The only likely benefit would be a deterrent effect – if a party asserting patent infringement feared that the provider may take over the defense and prevent a quick settlement by a non-practicing entity.
The “Springing License”
Providers sometimes offer an additional indemnification benefit where they will supply a “springing license” to allow eligible customers to become fully licensed to some of the provider’s patents if the provider transfers those patents to a non-practicing entity. The patent license would “spring” into existence on the event of such a transfer.
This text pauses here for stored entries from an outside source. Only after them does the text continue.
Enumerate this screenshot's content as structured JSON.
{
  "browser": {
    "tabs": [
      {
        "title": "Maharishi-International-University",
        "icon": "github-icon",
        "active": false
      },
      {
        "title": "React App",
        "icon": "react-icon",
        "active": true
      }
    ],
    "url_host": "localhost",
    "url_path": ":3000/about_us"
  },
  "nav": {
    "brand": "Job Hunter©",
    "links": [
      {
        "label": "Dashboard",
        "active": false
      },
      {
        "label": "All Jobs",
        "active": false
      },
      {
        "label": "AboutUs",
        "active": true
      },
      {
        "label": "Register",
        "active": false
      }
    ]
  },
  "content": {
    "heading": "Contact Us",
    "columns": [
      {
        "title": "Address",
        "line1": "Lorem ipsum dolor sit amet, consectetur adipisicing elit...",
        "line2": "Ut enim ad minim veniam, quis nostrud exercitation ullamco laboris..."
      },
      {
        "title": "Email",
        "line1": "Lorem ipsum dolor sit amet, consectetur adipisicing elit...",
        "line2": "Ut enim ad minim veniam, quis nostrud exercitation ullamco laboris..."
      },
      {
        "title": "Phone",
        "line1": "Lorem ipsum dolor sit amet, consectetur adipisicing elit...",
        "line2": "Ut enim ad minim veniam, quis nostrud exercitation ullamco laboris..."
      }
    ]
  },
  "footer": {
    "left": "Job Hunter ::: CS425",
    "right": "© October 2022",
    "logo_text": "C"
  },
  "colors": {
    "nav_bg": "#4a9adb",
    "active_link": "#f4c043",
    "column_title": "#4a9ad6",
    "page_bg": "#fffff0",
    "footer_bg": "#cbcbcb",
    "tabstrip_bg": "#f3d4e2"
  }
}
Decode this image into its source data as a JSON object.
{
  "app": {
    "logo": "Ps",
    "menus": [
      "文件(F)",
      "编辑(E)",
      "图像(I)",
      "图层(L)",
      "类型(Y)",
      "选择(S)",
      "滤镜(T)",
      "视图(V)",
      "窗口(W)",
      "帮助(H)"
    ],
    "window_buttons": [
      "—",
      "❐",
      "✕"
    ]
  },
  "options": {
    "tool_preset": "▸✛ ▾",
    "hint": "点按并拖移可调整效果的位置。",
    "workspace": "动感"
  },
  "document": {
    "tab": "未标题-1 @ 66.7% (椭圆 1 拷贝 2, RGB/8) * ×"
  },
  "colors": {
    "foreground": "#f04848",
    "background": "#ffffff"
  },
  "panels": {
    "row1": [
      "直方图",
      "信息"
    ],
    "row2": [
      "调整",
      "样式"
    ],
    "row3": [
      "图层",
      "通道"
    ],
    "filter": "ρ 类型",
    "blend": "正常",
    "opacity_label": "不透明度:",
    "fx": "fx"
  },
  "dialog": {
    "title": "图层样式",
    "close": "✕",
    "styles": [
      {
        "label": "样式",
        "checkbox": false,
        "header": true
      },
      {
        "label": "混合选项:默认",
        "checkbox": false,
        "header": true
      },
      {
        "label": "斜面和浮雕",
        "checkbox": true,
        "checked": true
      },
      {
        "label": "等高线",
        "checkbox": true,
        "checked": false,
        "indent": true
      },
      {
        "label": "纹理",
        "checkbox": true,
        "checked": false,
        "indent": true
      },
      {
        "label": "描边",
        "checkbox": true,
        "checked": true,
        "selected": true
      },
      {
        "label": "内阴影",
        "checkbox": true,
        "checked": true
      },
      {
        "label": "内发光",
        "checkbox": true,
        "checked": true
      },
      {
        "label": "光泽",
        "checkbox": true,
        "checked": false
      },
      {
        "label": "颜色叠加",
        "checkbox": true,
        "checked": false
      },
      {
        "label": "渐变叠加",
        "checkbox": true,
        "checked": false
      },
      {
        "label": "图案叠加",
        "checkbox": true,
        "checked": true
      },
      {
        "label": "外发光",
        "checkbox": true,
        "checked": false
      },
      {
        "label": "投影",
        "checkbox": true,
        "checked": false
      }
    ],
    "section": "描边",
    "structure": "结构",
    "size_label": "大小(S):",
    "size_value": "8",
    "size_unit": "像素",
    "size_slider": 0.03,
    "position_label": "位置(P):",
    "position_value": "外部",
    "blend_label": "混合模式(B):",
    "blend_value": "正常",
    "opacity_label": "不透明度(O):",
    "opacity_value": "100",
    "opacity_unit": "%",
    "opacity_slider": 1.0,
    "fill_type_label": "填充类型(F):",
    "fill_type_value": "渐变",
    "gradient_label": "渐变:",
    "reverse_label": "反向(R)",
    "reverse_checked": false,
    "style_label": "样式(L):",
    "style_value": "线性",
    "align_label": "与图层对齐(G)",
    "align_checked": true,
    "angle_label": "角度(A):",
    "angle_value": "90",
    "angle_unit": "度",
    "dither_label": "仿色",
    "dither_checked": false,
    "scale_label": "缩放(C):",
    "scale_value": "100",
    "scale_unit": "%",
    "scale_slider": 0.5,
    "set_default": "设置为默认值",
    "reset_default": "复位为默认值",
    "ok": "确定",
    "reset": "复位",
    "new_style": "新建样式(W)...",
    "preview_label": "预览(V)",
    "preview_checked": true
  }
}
Companies rarely transfer patents to non-practicing entities, except in bankruptcy or liquidation proceedings. The provider would not want a non-practicing entity to transfer the patent down the line and have a lawsuit on its hands. Nonetheless, this indemnification term tries to assure customers they will be protected even if a patent were transferred to another party. The same considerations discussed above for patent “defense” apply here as well.
Overall, customers interested in cloud computing services should not assume that the agreement provides a blanket IP insurance or access to any number of patents as a thicket against infringement claims. As with any contract, the devil is in the details.
IP Insurance -What Is It Worth?
As an alternative or augmentation for cloud services customers to better protect themselves against patent infringement suits, they can consider intellectual property insurance. As many companies learn after receiving a demand letter from a patent holder or a complaint of IP infringement, their commercial general liability (CGL) insurance policy typically only provides coverage for certain claims arising from intellectual property-related “advertising injury” – injury arising out of “advertising activities.” If applicable, this may cover claims related to copyrights and trademarks, but very rarely patent infringement.
IP insurance is becoming offered increasingly as a way to obtain coverage not provided by CGL policies. “Defense” coverage covers the costs of a defense of an intellectual property suit (a significant amount, when patent infringement defense expenses through trial often exceed $1 million) and also covers settlements or judgments arising out of the suit (another possibly multi-million dollar exposure). However, these policies typically do not come cheap. Premiums can be high – maybe prohibitively so for small companies and start-ups – and some policies require high deductibles and risk-sharing provisions. “Offense” coverage is also available, for parties who need to obtain funding to go after competitors who they believe are infringing their IP. These are usually not cheap either.
Nonetheless, insurance providers are becoming creative in structuring policies and coverage options that may be palatable to smaller companies. For example, RPX Corporation has achieved success in offering subscriptions to its client that allow the client to obtain licenses to RPX’s portfolio of patents, which it has been growing since its foundation in 2008. While this does not provide the type of insurance coverage many smaller companies need in the wake of an IP infringement claim, RPX’s coverage may fill in the “patent defense” gap discussed above.
Navigating cloud computing agreements to understand their indemnification coverage can be tricky. There may be terms that a customer will not appreciate until a claim is filed against them. Patent insurance may back-stop the customer, but at possibly substantial cost upfront. The cloud computing customer must wear many hats or seek out advisors to ensure it obtains not only the technological solution it wants, but also minimizes the risks from IP exposure.